Per gli spettatori, l’Inchiesta Drammaturgica sul Caso Spampinato è stata come una doccia fredda rispetto all’immagine romanzata e spettacolarizzata dei film a sfondo mafioso. Ha fatto impressione che a rappresentare la storia sulla scena fossero due attori di Ragusa, cioè della città di Giovanni, due giovani uomini pressappoco dell’età che aveva allora Giovanni: due giovani siciliani impegnati a fare maggior luce su uno delle pagine più buie della storia sociale della loro terra, della loro isola, del loro paese.

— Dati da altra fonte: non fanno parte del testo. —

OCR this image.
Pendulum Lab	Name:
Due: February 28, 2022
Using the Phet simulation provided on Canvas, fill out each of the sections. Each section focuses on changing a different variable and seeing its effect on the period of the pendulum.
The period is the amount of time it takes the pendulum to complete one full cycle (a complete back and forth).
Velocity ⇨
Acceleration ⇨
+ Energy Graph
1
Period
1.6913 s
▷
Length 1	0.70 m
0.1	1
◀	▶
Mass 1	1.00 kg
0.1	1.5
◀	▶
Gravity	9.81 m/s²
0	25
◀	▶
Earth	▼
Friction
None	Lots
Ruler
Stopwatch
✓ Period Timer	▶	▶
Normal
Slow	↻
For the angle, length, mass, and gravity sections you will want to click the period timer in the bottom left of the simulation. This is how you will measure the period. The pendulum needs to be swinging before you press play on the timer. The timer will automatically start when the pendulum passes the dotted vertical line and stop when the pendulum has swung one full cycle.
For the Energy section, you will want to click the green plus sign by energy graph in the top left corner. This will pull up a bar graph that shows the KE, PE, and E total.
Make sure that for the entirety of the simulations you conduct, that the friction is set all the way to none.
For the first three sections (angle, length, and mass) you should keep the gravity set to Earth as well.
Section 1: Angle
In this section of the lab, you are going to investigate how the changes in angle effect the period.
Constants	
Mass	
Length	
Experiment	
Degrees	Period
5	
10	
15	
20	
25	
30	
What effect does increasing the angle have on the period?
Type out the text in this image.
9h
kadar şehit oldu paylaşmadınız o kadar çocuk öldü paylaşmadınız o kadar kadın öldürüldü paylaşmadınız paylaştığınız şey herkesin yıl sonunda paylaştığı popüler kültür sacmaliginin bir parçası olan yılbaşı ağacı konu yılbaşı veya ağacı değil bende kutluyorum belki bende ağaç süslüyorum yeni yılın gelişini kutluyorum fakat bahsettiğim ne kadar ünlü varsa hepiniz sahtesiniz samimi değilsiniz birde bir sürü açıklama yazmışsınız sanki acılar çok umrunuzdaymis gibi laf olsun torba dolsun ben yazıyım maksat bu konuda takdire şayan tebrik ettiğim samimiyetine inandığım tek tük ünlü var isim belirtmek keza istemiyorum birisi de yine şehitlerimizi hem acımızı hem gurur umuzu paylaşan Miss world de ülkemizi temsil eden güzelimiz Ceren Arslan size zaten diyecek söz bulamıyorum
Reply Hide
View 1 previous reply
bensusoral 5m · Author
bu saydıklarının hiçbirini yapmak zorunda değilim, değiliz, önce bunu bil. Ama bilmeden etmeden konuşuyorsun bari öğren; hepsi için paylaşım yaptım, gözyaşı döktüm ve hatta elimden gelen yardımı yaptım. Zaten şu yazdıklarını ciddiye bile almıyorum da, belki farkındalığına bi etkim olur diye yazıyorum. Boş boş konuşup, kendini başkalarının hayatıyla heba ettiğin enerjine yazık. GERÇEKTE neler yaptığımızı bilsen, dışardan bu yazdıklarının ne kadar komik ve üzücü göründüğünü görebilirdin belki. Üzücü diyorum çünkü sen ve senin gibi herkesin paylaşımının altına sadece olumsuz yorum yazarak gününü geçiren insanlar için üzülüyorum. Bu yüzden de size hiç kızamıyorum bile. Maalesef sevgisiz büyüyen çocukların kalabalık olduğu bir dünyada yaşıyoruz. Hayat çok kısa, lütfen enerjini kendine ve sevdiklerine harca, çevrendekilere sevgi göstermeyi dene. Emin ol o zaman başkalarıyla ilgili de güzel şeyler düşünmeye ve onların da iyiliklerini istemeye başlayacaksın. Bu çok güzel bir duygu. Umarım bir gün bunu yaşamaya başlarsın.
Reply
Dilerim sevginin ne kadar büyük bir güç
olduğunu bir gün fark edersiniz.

Ogni spettatore, avendo visto, sentito, letto questo capitolo di storia raccontato schiettamente, senza l’aggiunta di giudizi di parte, di rimproveri o di smaccati giudizi morali, ha avuto l’opportunità di formarsi il suo giudizio, di trovare da solo ciò che più lo tocca, ciò che lo convince e incuriosisce. Ne sono convinta. Penso che adesso alcuni di questi spettatori continueranno a vedere con altrettanto piacere i film di mafia all’americana, qualcun altro invece, mentre fa colazione in un agriturismo siciliano, penserà a Giovanni Spampinato. Qualcun’altro leggerà dall’inizio alla fine gli articoli che parlano dei problemi d’informazione. Qualcuno continuerà ad informarsi e, chissà, magari sceglierà il giornalismo come mestiere, o avvierà una ricerca per esaminare a fondo il lato culturale del movimento antimafia. E’ giusto che sia così. Com’è giusto lasciare ognuno libero di informarsi e di informare.

Infine, sono contenta di ammettere che ho avuto torto nel sottovalutare l’interesse e il coinvolgimento dei miei connazionali per il Caso Spampinato. Come diceva Danilo Dolci, “non è vero che la gente non capisce, che non possa capire”. Però va informata… e qui, abbiamo visto, che è possibile, ma c’è ancora molto da fare.  

Sarah Vantorre

L’AUTORE DI QUESTO ARTICOLO – Dopo uno stage presso l’associazione culturale di Ragusa, teAtroAmArgine, Sarah Vantorre (°1988) ha iniziato una ricerca di dottorato in lettere presso l’Università di Anversa, sulla letteratura contemporanea in memoria dei giornalisti uccisi dalle mafie e dal terrorismo e la forza incisiva della letteratura sulla lotta contro la criminalità organizzata in Italia.